Saqué algunas prendas del armario y las dejé sobre la cama. Casi todas llevaban etiquetas de grandes almacenes. «Elaine no se pondría una de éstas ni muerta», pensé. Durante nuestra luna de miel, Peter me dio una tarjeta American Express Platinum. «Compra hasta que te aburras», dijo con una sonrisa.

Para mi sorpresa, estaba llorando. No quería tener un montón de ropa. Si hubiera estado en mi mano, habría regalado todo el dinero de los Carrington por ver a Peter exonerado de las muertes de Susan y Grace. Incluso deseé que pudiera mudarse a ese apartamento conmigo, y luchar a su lado para pagar los préstamos, como hacía Glenn. Cualquier cosa que simplificase nuestras vidas.

Me sequé los ojos y fui a coger las fotos del tocador. Había una de mis padres conmigo en el hospital, justo después de que yo naciera. Parecían tan felices juntos, sonriendo a la cámara… Yo, un bebé de cara diminuta, envuelta en una mantita, intentaba ver por encima de su borde. Mi madre era tan joven y tan bonita…, su pelo desparramado sobre la almohada. Mi padre tenía entonces treinta y dos años, conservaba su belleza juvenil y una mirada radiante. Tenían tanto por vivir… Y sin embargo a ella le quedaban sólo dos semanas de vida, antes de que aquella embolia nos la arrebatase.
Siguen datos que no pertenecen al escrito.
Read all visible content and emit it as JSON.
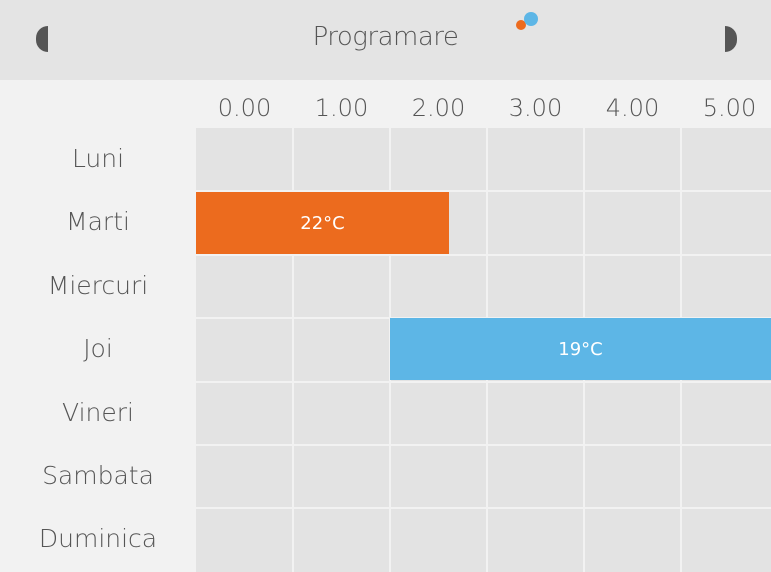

Yo tenía unos doce años cuando me enteré de las circunstancias de su muerte y de que yo seguía aferrada a su pecho cuando mi padre la encontró. Recuerdo que entonces fruncí los labios y traté de imaginar cómo debía de ser eso de que me amamantase.

La primera vez que Peter fue a mi apartamento le enseñé la foto del hospital, y él dijo: «Espero que algún día podamos sacar fotos como ésta, Kay».

Luego cogió la foto en la que estaba con mi padre, la que nos hicieron poco antes de que papá se fuera con el coche a aquel lugar remoto y desapareciera en el río Hudson. Peter dijo: «Recuerdo muy bien a tu padre, Kay. A mí me gustaba saber por qué y cómo elegía determinadas plantas. Tuvimos un par de conversaciones interesantes».

Secándome aún los ojos, me acerqué a la repisa de la chimenea para llevarme también esa fotografía.

Por la noche, con el consentimiento de Peter, cogí su foto favorita de su madre, y otra donde salía él de pequeño con sus padres, y las coloqué sobre la repisa de la chimenea del salón de nuestra suite. Añadí las de mis padres que había traído del apartamento.

—Los abuelos —dijo Peter—. Algún día hablaremos de ellos a nuestros hijos.

—¿Qué debería decirles de él? —pregunté, señalando la foto de mi padre—. ¿Les diré que éste es el abuelo que abandonó su vida y a su hija?

—Intenta perdonarle, Kay —dijo Peter en voz baja.

—Lo intento —susurré—, pero no puedo. No puedo.

Me quedé mirando la imagen de mi padre y yo, y aunque sé que parece una tontería, en aquel momento sentí como si él pudiera oír lo que acababa de decir y me lo reprochase.

A la mañana siguiente, tal como había pronosticado el hombre del tiempo, brillaba el sol y la temperatura había subido bastante. A las nueve, oí ladridos en el exterior, y supe que los perros rastreadores de cadáveres habían vuelto.